Quanah Gibson-Mount:
> I've been running into a really odd (bizarre) problem with Postfix that
> only seems to happen on Mac OSX 10.5 (leopard). I'm really at a loss to
> explain why things break the way they do, but it definitely happens. I
> thought maybe some folks on the list might have some insight.
>
> Here is the scenario: Client installs Zimbra on their server. Zimbra has
> its own Postfix build that it installs, with its own spool directory
> (/opt/zimbra/data/postfix/spool) and its own configuration files
> (/opt/zimbra/postfix/conf) etc. All the configuration files we ship only
> refer to our locations. When ZCS is up and running, everything on the
> system uses our postfix.
>
> Now, what we've seen is that if ZCS is not up and running and the ZCS user
> (zimbra) is not in existence, then the OSX Leopard box will fall back to
> its local postfix, which of course puts files in /var/spool/postfix. This
> in and of itself is not really a problem. The problem is, that once ZCS is
> back up and running, if there are files in /var/spool/postfix, eventually
> proxymap will stop being able to talk to the LDAP server:
>
> Feb 19 03:22:32 mx1 postfix/proxymap[53103]: error: dict_ldap_connect:
> Unable to set STARTTLS: -1: Can't contact LDAP server
>
> Removing the files from /var/spool/postfix makes this stop happening. I
> can't for the world think of why files existing in /var/spool/postfix would
> have any effect on our postfix which has no knowledge of that location, but
> cleaning out /var/spool/postfix always resolves the issue.

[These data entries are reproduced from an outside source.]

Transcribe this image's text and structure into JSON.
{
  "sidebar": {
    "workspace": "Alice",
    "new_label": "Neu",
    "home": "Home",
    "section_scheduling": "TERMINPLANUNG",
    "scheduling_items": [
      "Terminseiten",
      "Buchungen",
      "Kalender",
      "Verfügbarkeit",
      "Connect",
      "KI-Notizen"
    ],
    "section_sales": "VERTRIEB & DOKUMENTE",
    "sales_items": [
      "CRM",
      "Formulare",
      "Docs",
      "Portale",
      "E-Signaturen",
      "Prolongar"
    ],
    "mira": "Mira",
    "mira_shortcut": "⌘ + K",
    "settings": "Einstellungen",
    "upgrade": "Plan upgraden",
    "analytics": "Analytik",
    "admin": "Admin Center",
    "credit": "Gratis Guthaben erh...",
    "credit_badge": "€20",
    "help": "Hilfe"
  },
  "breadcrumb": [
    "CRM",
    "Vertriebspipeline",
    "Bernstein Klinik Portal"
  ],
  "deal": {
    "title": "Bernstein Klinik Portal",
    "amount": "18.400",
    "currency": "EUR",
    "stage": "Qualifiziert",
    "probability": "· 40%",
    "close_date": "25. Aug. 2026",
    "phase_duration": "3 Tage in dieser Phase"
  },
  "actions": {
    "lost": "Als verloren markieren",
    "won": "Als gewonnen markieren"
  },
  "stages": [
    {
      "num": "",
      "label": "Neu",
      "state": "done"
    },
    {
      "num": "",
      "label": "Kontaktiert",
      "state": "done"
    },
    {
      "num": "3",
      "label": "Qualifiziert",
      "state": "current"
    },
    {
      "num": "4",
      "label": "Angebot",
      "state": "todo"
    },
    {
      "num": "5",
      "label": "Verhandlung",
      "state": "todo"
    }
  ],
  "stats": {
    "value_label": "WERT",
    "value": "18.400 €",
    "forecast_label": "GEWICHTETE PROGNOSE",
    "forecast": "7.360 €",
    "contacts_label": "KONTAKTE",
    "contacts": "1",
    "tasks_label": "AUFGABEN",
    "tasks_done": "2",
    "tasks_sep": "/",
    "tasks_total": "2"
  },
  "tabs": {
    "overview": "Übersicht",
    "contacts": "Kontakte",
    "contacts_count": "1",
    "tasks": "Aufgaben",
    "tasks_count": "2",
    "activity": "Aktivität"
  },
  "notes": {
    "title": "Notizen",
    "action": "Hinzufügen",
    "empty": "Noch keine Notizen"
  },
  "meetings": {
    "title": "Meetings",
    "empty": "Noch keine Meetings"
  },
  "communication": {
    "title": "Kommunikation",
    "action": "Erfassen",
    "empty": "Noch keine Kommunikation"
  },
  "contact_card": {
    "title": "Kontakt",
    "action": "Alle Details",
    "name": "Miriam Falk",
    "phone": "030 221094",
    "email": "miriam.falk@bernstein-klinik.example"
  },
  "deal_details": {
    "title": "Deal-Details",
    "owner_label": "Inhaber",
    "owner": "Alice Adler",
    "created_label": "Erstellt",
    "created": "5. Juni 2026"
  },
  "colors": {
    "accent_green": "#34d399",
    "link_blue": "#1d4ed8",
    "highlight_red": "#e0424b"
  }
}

Speculation: as long as the MacOSX Postfix queue is not empty, some
bits and pieces of MacOSX Postfix will keep running and occupy some
resource that your Postfix would otherwise have provided.
> Anyone have an insight into why? Postfix version is 2.4.7.
This is really a platform-specific question, that can be answered
only by people who have access to the affected OS.